Former Live Well CEO Hild’s motions for an acquittal or new trial are denied

Hild is scheduled to be sentenced in January after a long delay following the trial in April 2021

The motion by Michael Hild, former CEO of defunct reverse mortgage lender Live Well Financial, for an acquittal or new proceeding in his bond fraud trial has been denied, according to an order from the presiding judge. Hild is now slated to be sentenced in January 2023.

Hild, who in April 2021 was found guilty of playing a role in a fraud scheme that artificially inflated the value of the former lender’s bonds, argued in the motion that he did not receive adequate counsel by his former attorney, Benjamin Dusing, related to a series of legal difficulties and disputes.
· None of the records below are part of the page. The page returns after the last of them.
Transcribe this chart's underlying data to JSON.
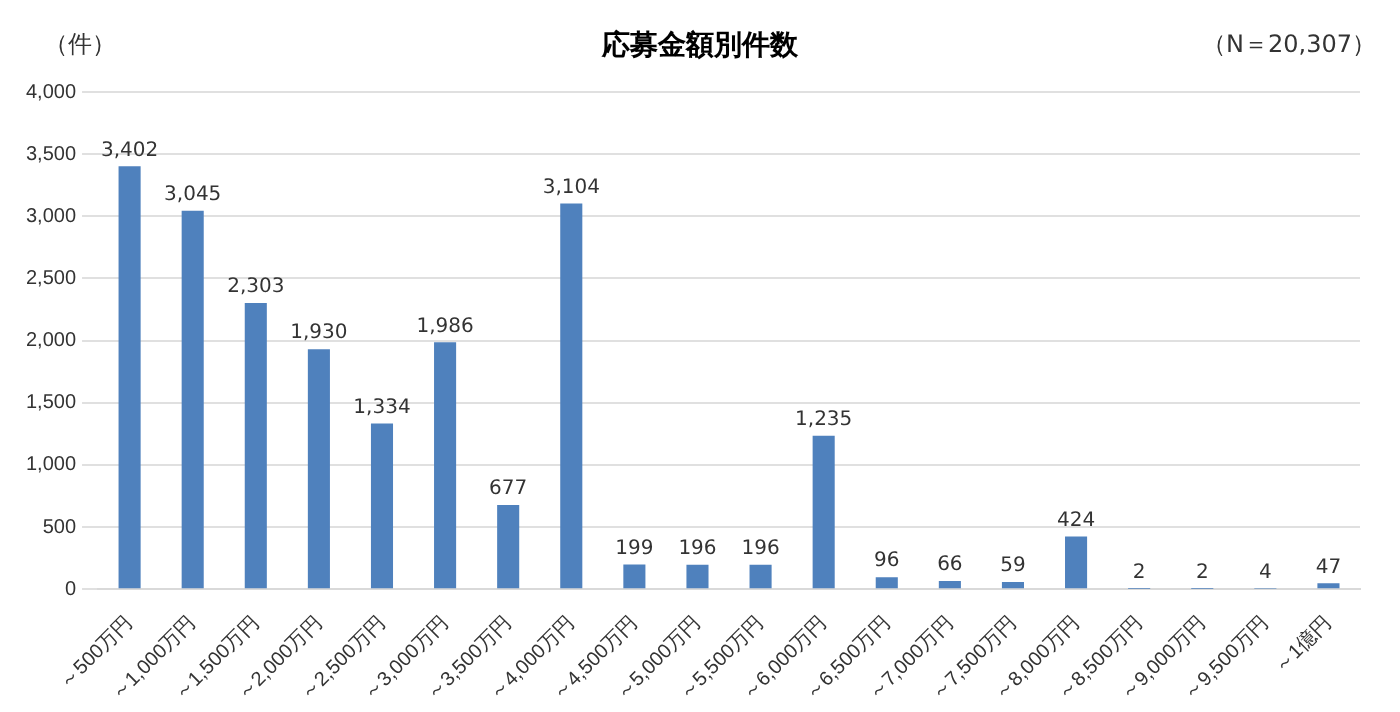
{
  "chart_data": {
    "type": "bar",
    "title": "応募金額別件数",
    "ylabel": "（件）",
    "annotations": [
      "（N＝20,307）"
    ],
    "categories": [
      "～500万円",
      "～1,000万円",
      "～1,500万円",
      "～2,000万円",
      "～2,500万円",
      "～3,000万円",
      "～3,500万円",
      "～4,000万円",
      "～4,500万円",
      "～5,000万円",
      "～5,500万円",
      "～6,000万円",
      "～6,500万円",
      "～7,000万円",
      "～7,500万円",
      "～8,000万円",
      "～8,500万円",
      "～9,000万円",
      "～9,500万円",
      "～1億円"
    ],
    "values": [
      3402,
      3045,
      2303,
      1930,
      1334,
      1986,
      677,
      3104,
      199,
      196,
      196,
      1235,
      96,
      66,
      59,
      424,
      2,
      2,
      4,
      47
    ],
    "value_labels": [
      "3,402",
      "3,045",
      "2,303",
      "1,930",
      "1,334",
      "1,986",
      "677",
      "3,104",
      "199",
      "196",
      "196",
      "1,235",
      "96",
      "66",
      "59",
      "424",
      "2",
      "2",
      "4",
      "47"
    ],
    "color": "#4f81bd",
    "ylim": [
      0,
      4000
    ],
    "yticks": [
      0,
      500,
      {
        "value": 1000,
        "label": "1,000"
      },
      {
        "value": 1500,
        "label": "1,500"
      },
      {
        "value": 2000,
        "label": "2,000"
      },
      {
        "value": 2500,
        "label": "2,500"
      },
      {
        "value": 3000,
        "label": "3,000"
      },
      {
        "value": 3500,
        "label": "3,500"
      },
      {
        "value": 4000,
        "label": "4,000"
      }
    ],
    "grid": "y",
    "legend": false
  }
}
Shortly after the verdict was handed down, Hild enlisted the services of a new attorney with a specialty in the appeals process, who requested a new trial based on arguments of the sufficiency of trial evidence.

However, Judge Ronnie Abrams denied the motions for acquittal and a new trial in a 64-page order released on Wednesday morning. Judge Abrams noted in the order that the facts as presented by Hild’s team did not indicate either that Hild’s trial representation was deficient, nor that a different result would’ve been reached based on the defense’s sufficiency of evidence argument.

“[T]he Court concludes that Dusing’s representation of Hild at trial was not constitutionally deficient,” Abrams wrote.

Hild is now scheduled to be sentenced on January 27, 2023. Hild’s attorney did not immediately return a request for comment.

In April 2021, the jury in the case determined that Hild participated in an effort to fraudulently inflate the value of the company’s bonds by approximately $200 million in order to allow it to borrow more money.

The government alleged that this allowed Hild to personally profit off of the act by increasing his own compensation. Hild’s compensation went from approximately $1.4 million in 2015 to approximately $5 million in 2016, reaching approximately $9.7 million in 2017 and over $8 million in 2018, according to the U.S. Department of Justice (DOJ).